2 Efisiensi yang Tinggi (High Efficiency)
Oleh sebab fuel cell tidak menggunakan proses pembakaran dalam
konversi energi, maka efisiensinya tidak dibatasi oleh batas maksimum temperatur
operasional (tidak dibatasi oleh efisiensi siklus Carnot). Hasilnya, efisiensi
konversi energi pada fuel cell melalui reaksi elektrokimia lebih tinggi
dibandingkan efisiensi konversi energi pada mesin kalor (konvensional) yang
melalui reaksi pembakaran.
3 Cepat Mengikuti Perubahan Pembebanan (Rapid Load Following)
Fuel cell memperlihatkan karakteristik yang baik dalam mengikuti
perubahan beban. Sistem Fuel cell yang menggunakan hidrogen murni dan
digunakan pada sebagian besar peralatan mekanik (misalnya motor listrik)
memiliki kemampuan untuk merespon perubahan pembebanan dengan cepat.
4 Temperatur Operasional Rendah
Sistem fuel cell sangat baik diaplikasikan pada industri otomotif yang
beroperasi pada temperatur rendah. Keuntungannya adalah fuel cell hanya
memerlukan sedikit waktu pemanasan (warmup time), resiko operasional pada
temperatur tinggi dikurangi, dan efisiensi termodinamik dari reaksi elektrokimia
lebih baik
5 Reduksi Transformasi Energi
Ketika fuel cell digunakan untuk menghasilkan energi listrik, maka fuel
cell hanya membutuhkan sedikit transformasi energi, yaitu dari energi kimia
menjadi energi listrik. Bandingkan dengan mesin kalor yang harus mengubah
energi kimia menjadi energi panas kemudian menjadi energi mekanik yang akan
memutar generator untuk menghasilkan energi listrik. Fuel cell yang diaplikasikan
untuk menggerakkan motor listrik memiliki jumlah transformasi energi yang sama
dengan mesin kalor, tetapi transformasi energi pada fuel cell memiliki efisiensi
yang lebih tinggi.
2 Kelemahan Sel Pembakaran
1 Hidrogen yang Sulit Diproduksi
Hidrogen sulit untuk diproduksi dan disimpan. Saat ini proses produksi
hidrogen masih sangat mahal dan membutuhkan input energi yang besar, artinya
efisiensi produksi hidrogen masih rendah. Untuk mengatasi kesulitan ini, banyak
20
negara menggunakan teknologi reforming hidrokarbon / fosil untuk memperoleh
hidrogen. Tetapi, cara ini hanya digunakan dalam masa transisi untuk menuju
produksi hidrogen dari air yang efisien.
2 Sensitif pada Kontaminasi Zat Asing
Sel bahan bakar membutuhkan hidrogen murni, bebas dari kontaminasi zat
asing. Zat asing yang meliputi sulfur dan campuran senyawa karbon dapat
menonaktifkan katalisator dalam sel pembakaran dan secara efektif akan
menghancurkannya. Pada mesin kalor, pembakaran dalam (internal combustion
engine), masuknya zat asing tersebut tidak menghalangi konversi energi melalui
proses pembakaran.
3 Harga Katalisator Platinum yang Mahal
Sel pembakaran yang diaplikasikan pada industri otomotif memerlukan
katalisator yang berupa Platinum untuk membantu reaksi pembangkitan listrik.
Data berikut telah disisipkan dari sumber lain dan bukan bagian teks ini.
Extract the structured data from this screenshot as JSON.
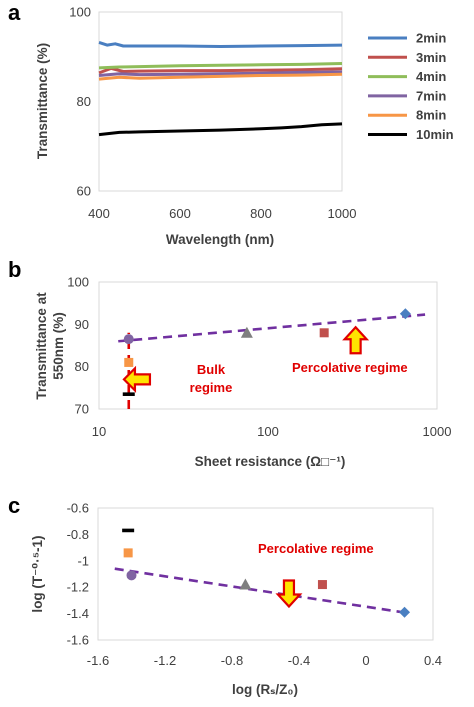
{
  "chart_data": [
    {
      "panel": "a",
      "type": "line",
      "xlabel": "Wavelength (nm)",
      "ylabel": "Transmittance (%)",
      "xlim": [
        400,
        1000
      ],
      "ylim": [
        60,
        100
      ],
      "xticks": [
        "400",
        "600",
        "800",
        "1000"
      ],
      "yticks": [
        "60",
        "80",
        "100"
      ],
      "grid": false,
      "legend_position": "right",
      "series": [
        {
          "name": "2min",
          "color": "#4a7fc1",
          "x": [
            400,
            420,
            440,
            460,
            500,
            600,
            700,
            800,
            900,
            1000
          ],
          "y": [
            93.2,
            92.6,
            92.9,
            92.4,
            92.4,
            92.4,
            92.3,
            92.4,
            92.5,
            92.6
          ]
        },
        {
          "name": "3min",
          "color": "#c0504d",
          "x": [
            400,
            430,
            460,
            500,
            600,
            700,
            800,
            900,
            1000
          ],
          "y": [
            86.4,
            87.4,
            86.7,
            86.8,
            86.9,
            86.9,
            87.0,
            87.1,
            87.3
          ]
        },
        {
          "name": "4min",
          "color": "#8fbd5a",
          "x": [
            400,
            450,
            500,
            600,
            700,
            800,
            900,
            1000
          ],
          "y": [
            87.5,
            87.7,
            87.8,
            88.0,
            88.1,
            88.2,
            88.3,
            88.5
          ]
        },
        {
          "name": "7min",
          "color": "#8064a2",
          "x": [
            400,
            450,
            500,
            600,
            700,
            800,
            900,
            1000
          ],
          "y": [
            85.8,
            86.2,
            86.0,
            86.1,
            86.2,
            86.3,
            86.5,
            86.6
          ]
        },
        {
          "name": "8min",
          "color": "#f79646",
          "x": [
            400,
            450,
            500,
            600,
            700,
            800,
            900,
            1000
          ],
          "y": [
            85.0,
            85.4,
            85.2,
            85.4,
            85.6,
            85.8,
            85.9,
            86.1
          ]
        },
        {
          "name": "10min",
          "color": "#000000",
          "x": [
            400,
            450,
            500,
            600,
            700,
            800,
            850,
            900,
            950,
            1000
          ],
          "y": [
            72.6,
            73.1,
            73.2,
            73.4,
            73.6,
            73.9,
            74.1,
            74.4,
            74.8,
            75.0
          ]
        }
      ]
    },
    {
      "panel": "b",
      "type": "scatter",
      "xlabel": "Sheet resistance (Ω□⁻¹)",
      "ylabel": "Transmittance at 550nm (%)",
      "ylabel_lines": [
        "Transmittance at",
        "550nm (%)"
      ],
      "xscale": "log",
      "xlim": [
        10,
        1000
      ],
      "ylim": [
        70,
        100
      ],
      "xticks": [
        "10",
        "100",
        "1000"
      ],
      "yticks": [
        "70",
        "80",
        "90",
        "100"
      ],
      "grid": false,
      "points": [
        {
          "x": 15,
          "y": 73.5,
          "color": "#000000",
          "marker": "dash"
        },
        {
          "x": 15,
          "y": 81.0,
          "color": "#f79646",
          "marker": "square"
        },
        {
          "x": 15,
          "y": 86.5,
          "color": "#8064a2",
          "marker": "circle"
        },
        {
          "x": 75,
          "y": 88.0,
          "color": "#7f7f7f",
          "marker": "triangle"
        },
        {
          "x": 215,
          "y": 88.0,
          "color": "#c0504d",
          "marker": "square"
        },
        {
          "x": 650,
          "y": 92.5,
          "color": "#4a7fc1",
          "marker": "diamond"
        }
      ],
      "fit_lines": [
        {
          "kind": "percolative",
          "color": "#7030a0",
          "x": [
            13,
            850
          ],
          "y": [
            86.0,
            92.3
          ]
        },
        {
          "kind": "bulk",
          "color": "#e00000",
          "x": [
            15,
            15
          ],
          "y": [
            70,
            88
          ]
        }
      ],
      "annotations": [
        {
          "text_lines": [
            "Bulk",
            "regime"
          ],
          "color": "#e00000"
        },
        {
          "text": "Percolative regime",
          "color": "#e00000"
        }
      ],
      "arrows": [
        {
          "direction": "left",
          "at": [
            17,
            77
          ]
        },
        {
          "direction": "up",
          "at": [
            330,
            86
          ]
        }
      ]
    },
    {
      "panel": "c",
      "type": "scatter",
      "xlabel": "log (Rₛ/Z₀)",
      "ylabel": "log (T⁻⁰·⁵-1)",
      "xlim": [
        -1.6,
        0.4
      ],
      "ylim": [
        -1.6,
        -0.6
      ],
      "xticks": [
        "-1.6",
        "-1.2",
        "-0.8",
        "-0.4",
        "0",
        "0.4"
      ],
      "yticks": [
        "-1.6",
        "-1.4",
        "-1.2",
        "-1",
        "-0.8",
        "-0.6"
      ],
      "grid": false,
      "points": [
        {
          "x": -1.42,
          "y": -0.77,
          "color": "#000000",
          "marker": "dash"
        },
        {
          "x": -1.42,
          "y": -0.94,
          "color": "#f79646",
          "marker": "square"
        },
        {
          "x": -1.4,
          "y": -1.11,
          "color": "#8064a2",
          "marker": "circle"
        },
        {
          "x": -0.72,
          "y": -1.18,
          "color": "#7f7f7f",
          "marker": "triangle"
        },
        {
          "x": -0.26,
          "y": -1.18,
          "color": "#c0504d",
          "marker": "square"
        },
        {
          "x": 0.23,
          "y": -1.39,
          "color": "#4a7fc1",
          "marker": "diamond"
        }
      ],
      "fit_lines": [
        {
          "kind": "percolative",
          "color": "#7030a0",
          "x": [
            -1.5,
            0.22
          ],
          "y": [
            -1.06,
            -1.39
          ]
        }
      ],
      "annotations": [
        {
          "text": "Percolative regime",
          "color": "#e00000"
        }
      ],
      "arrows": [
        {
          "direction": "down",
          "at": [
            -0.46,
            -1.24
          ]
        }
      ]
    }
  ]
}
Platinum adalah logam yang jarang ditemui dan sangat mahal. Berdasarkan survei
geologis ahli USA, total cadangan logam platinum di dunia hanya sekitar 100 juta
kg (Bruce Tonn and Das Sujit, 2001). Dan pada saat ini, diperkirakan teknologi
sel bahan bakar berkapasitas 50 kW memerlukan 100 gram platinum sebagai
katalisator (DEO, 2000). Misalkan penerapan teknologi sel bahan bakar berjalan
baik (meliputi penghematan pemakaian platinum pada sel bahan bakar,
pertumbuhan pasar sel bahan bakar rendah, dan permintaan platinum rendah)
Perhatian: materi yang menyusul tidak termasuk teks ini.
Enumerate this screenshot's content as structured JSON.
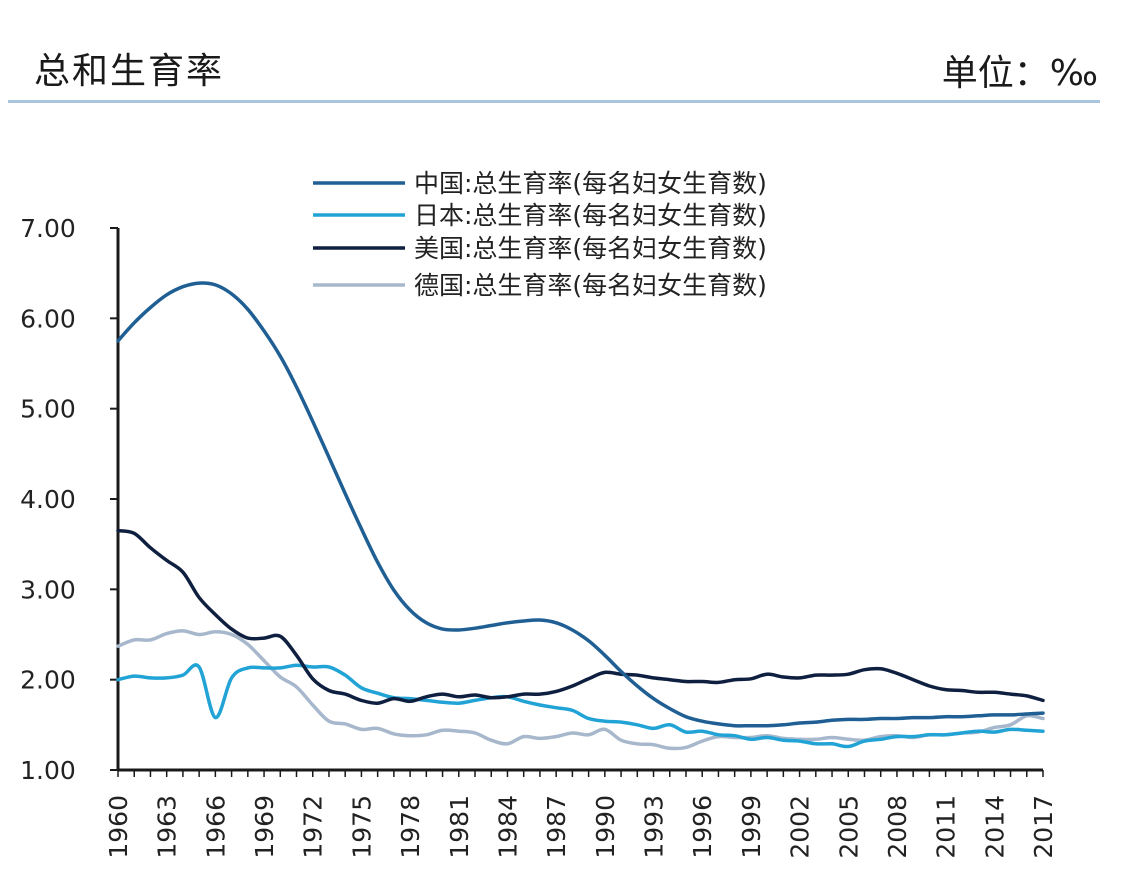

maka sebelum tahun 2030 diperkirakan sudah tidak ada lagi logam platinum
(Anna Monis Shipley and R. Neal Elliott, 2004). Untuk itulah diperlukan
penelitian untuk menemukan jenis katalisator alternatif yang memiliki
kemampuan mirip katalisator dari platinum.
4 Pembekuan
Selama beroperasi, sistem sel bahan bakar menghasilkan panas yang dapat
berguna untuk mencegah pembekuan pada temperatur normal lingkungan. Tetapi,
jika temperatur lingkungan terlampau sangat dingin (-10 s.d. -20°C), maka air
21
murni yang dihasilkan akan membeku di dalam sel bahan baker dan kondisi ini
akan dapat merusak membran sel bahan bakar (David Keenan, 10/01/2004).
Untuk itu harus didesain sebuah sistem yang dapat menjaga sel bahan bakar tetap
berada dalam kondisi temperatur operasi normal.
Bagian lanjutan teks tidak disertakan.